说忘了,好像记得很清楚。每年的3月26日,缅怀海子成为一个常规仪式。有人说,作为一个在说谎的轨道上自杀的诗人,大众注定要在流亡中向他们的理想主义致敬。如果在80年代末90年代初,麦田、粮食、村庄、阳光、河流没有被经济车辆碾成尘土,那么在今天的盛世,我们已经离开了以梦想为马的时代。
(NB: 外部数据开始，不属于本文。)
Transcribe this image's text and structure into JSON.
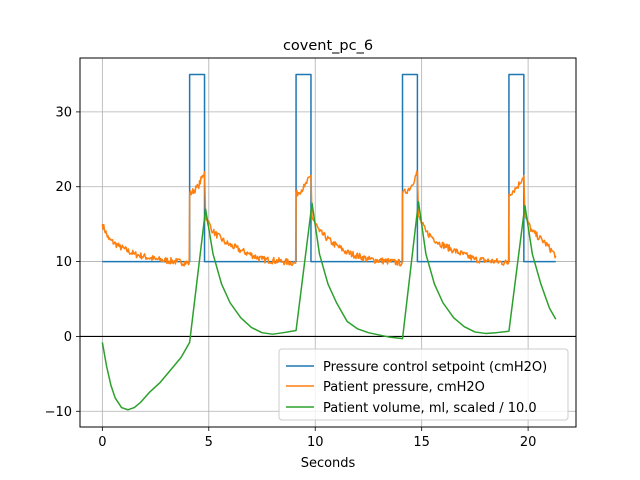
{
  "chart_data": {
    "type": "line",
    "title": "covent_pc_6",
    "xlabel": "Seconds",
    "ylabel": "",
    "xlim": [
      -1.05,
      22.25
    ],
    "ylim": [
      -12.1,
      37.2
    ],
    "xticks": [
      0,
      5,
      10,
      15,
      20
    ],
    "yticks": [
      -10,
      0,
      10,
      20,
      30
    ],
    "grid": true,
    "zero_line": 0,
    "legend_position": "lower-right",
    "series": [
      {
        "name": "Pressure control setpoint (cmH2O)",
        "color": "#1f77b4",
        "points": [
          [
            0,
            10
          ],
          [
            4.1,
            10
          ],
          [
            4.1,
            35
          ],
          [
            4.8,
            35
          ],
          [
            4.8,
            10
          ],
          [
            9.1,
            10
          ],
          [
            9.1,
            35
          ],
          [
            9.8,
            35
          ],
          [
            9.8,
            10
          ],
          [
            14.1,
            10
          ],
          [
            14.1,
            35
          ],
          [
            14.8,
            35
          ],
          [
            14.8,
            10
          ],
          [
            19.1,
            10
          ],
          [
            19.1,
            35
          ],
          [
            19.8,
            35
          ],
          [
            19.8,
            10
          ],
          [
            21.3,
            10
          ]
        ]
      },
      {
        "name": "Patient pressure, cmH2O",
        "color": "#ff7f0e",
        "noise": 0.45,
        "points": [
          [
            0,
            15
          ],
          [
            0.3,
            13
          ],
          [
            0.8,
            12
          ],
          [
            1.5,
            11
          ],
          [
            2.5,
            10.3
          ],
          [
            3.5,
            10
          ],
          [
            4.08,
            9.8
          ],
          [
            4.1,
            19
          ],
          [
            4.5,
            20
          ],
          [
            4.8,
            22
          ],
          [
            4.85,
            16
          ],
          [
            5.2,
            14
          ],
          [
            5.8,
            12.5
          ],
          [
            6.5,
            11.5
          ],
          [
            7.5,
            10.3
          ],
          [
            8.5,
            10
          ],
          [
            9.08,
            9.8
          ],
          [
            9.1,
            19
          ],
          [
            9.5,
            20
          ],
          [
            9.8,
            21.5
          ],
          [
            9.85,
            16
          ],
          [
            10.2,
            14
          ],
          [
            10.8,
            12.5
          ],
          [
            11.5,
            11.2
          ],
          [
            12.5,
            10.3
          ],
          [
            13.5,
            10
          ],
          [
            14.08,
            9.8
          ],
          [
            14.1,
            19
          ],
          [
            14.5,
            20
          ],
          [
            14.8,
            22
          ],
          [
            14.85,
            16
          ],
          [
            15.2,
            14
          ],
          [
            15.8,
            12.5
          ],
          [
            16.5,
            11.5
          ],
          [
            17.5,
            10.3
          ],
          [
            18.5,
            10
          ],
          [
            19.08,
            9.8
          ],
          [
            19.1,
            19
          ],
          [
            19.5,
            20
          ],
          [
            19.8,
            21.5
          ],
          [
            19.85,
            16
          ],
          [
            20.2,
            14
          ],
          [
            20.8,
            12.5
          ],
          [
            21.3,
            10.8
          ]
        ]
      },
      {
        "name": "Patient volume, ml, scaled / 10.0",
        "color": "#2ca02c",
        "points": [
          [
            0,
            -0.8
          ],
          [
            0.2,
            -4
          ],
          [
            0.4,
            -6.5
          ],
          [
            0.6,
            -8.2
          ],
          [
            0.9,
            -9.5
          ],
          [
            1.2,
            -9.8
          ],
          [
            1.5,
            -9.5
          ],
          [
            1.8,
            -8.8
          ],
          [
            2.2,
            -7.5
          ],
          [
            2.7,
            -6.2
          ],
          [
            3.2,
            -4.5
          ],
          [
            3.7,
            -2.8
          ],
          [
            4.1,
            -0.8
          ],
          [
            4.85,
            17
          ],
          [
            5.2,
            11
          ],
          [
            5.6,
            7
          ],
          [
            6,
            4.5
          ],
          [
            6.5,
            2.5
          ],
          [
            7,
            1.2
          ],
          [
            7.5,
            0.5
          ],
          [
            8,
            0.3
          ],
          [
            8.5,
            0.5
          ],
          [
            9.1,
            0.8
          ],
          [
            9.85,
            17.8
          ],
          [
            10.2,
            11
          ],
          [
            10.6,
            7
          ],
          [
            11,
            4.5
          ],
          [
            11.5,
            2
          ],
          [
            12,
            1
          ],
          [
            12.5,
            0.5
          ],
          [
            13,
            0.2
          ],
          [
            13.5,
            -0.1
          ],
          [
            14.1,
            -0.3
          ],
          [
            14.85,
            18
          ],
          [
            15.2,
            11
          ],
          [
            15.6,
            7
          ],
          [
            16,
            4.5
          ],
          [
            16.5,
            2.5
          ],
          [
            17,
            1.3
          ],
          [
            17.5,
            0.6
          ],
          [
            18,
            0.4
          ],
          [
            18.5,
            0.5
          ],
          [
            19.1,
            0.7
          ],
          [
            19.85,
            17.5
          ],
          [
            20.2,
            11
          ],
          [
            20.6,
            7
          ],
          [
            21,
            3.8
          ],
          [
            21.3,
            2.3
          ]
        ]
      }
    ]
  }
}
理想与浪漫,诗词与情怀,要么在橱窗里商业化展示,要么在一堆旧纸中无法抢救。我们记忆诗的出现有两种方式:一是像所有开发商一样,在与海景等需求相关的楼盘广告语言中,题字面朝大海,春暖花开;第二,在杜甫繁忙的涂鸦狂潮中,他顺带想起杜甫活了1300年。只有消费和解构,没有创造和建构。
不是每个人都必须写诗,就像不是每个人都注定要仰望明星空.一样但是对于一个时代,一个社会,在绝对的理性下,骨子里没有一丝诗意的情怀,我怕一切迟早会出问题。理想主义是诺贝尔文学奖的明确标杆。诺贝尔奖的理想主义倾向可以在文学、发明和发现中找到,反映了人类冲突的远见和隐忧。纵观我们这个时代,很多看似是体制机制症结的顽疾,其实和理想主义的幻灭并没有太大关系。大品牌疯癫,小商贩的小把戏,馒头里的污渍,奶粉里的三聚氰胺,官场上的酒瘾和权欲,学术界的各种不端行为,似乎都是标准问题。但是,制度好不好,总是有缺陷的,关键是实施者。没有理想和感情的人,没有完善的制度,是无法调节容光焕发的慈悲和温暖的。
诗歌是热爱生活的证据。如果信仰匮乏,诗人就会堕落;理想贬值,物欲横流。所有的偶像都只是虚幻的想象,真实的是我们对当下的态度。三月之后,谁还记得海子?新涂鸦出现的时候有多少人记得杜甫?很多西方国家的家庭聚会还是有读诗读散文的习俗,我们的交流除了酒吧好像就是一张麻将桌。诗歌不是万能的,也不一定能拯救什么,但在一个浮躁、迅速腐朽的年代,它至少能平息内心的暴躁和难以忍受:比如以梦为马,做一个孤独的漂洋过海的木筏。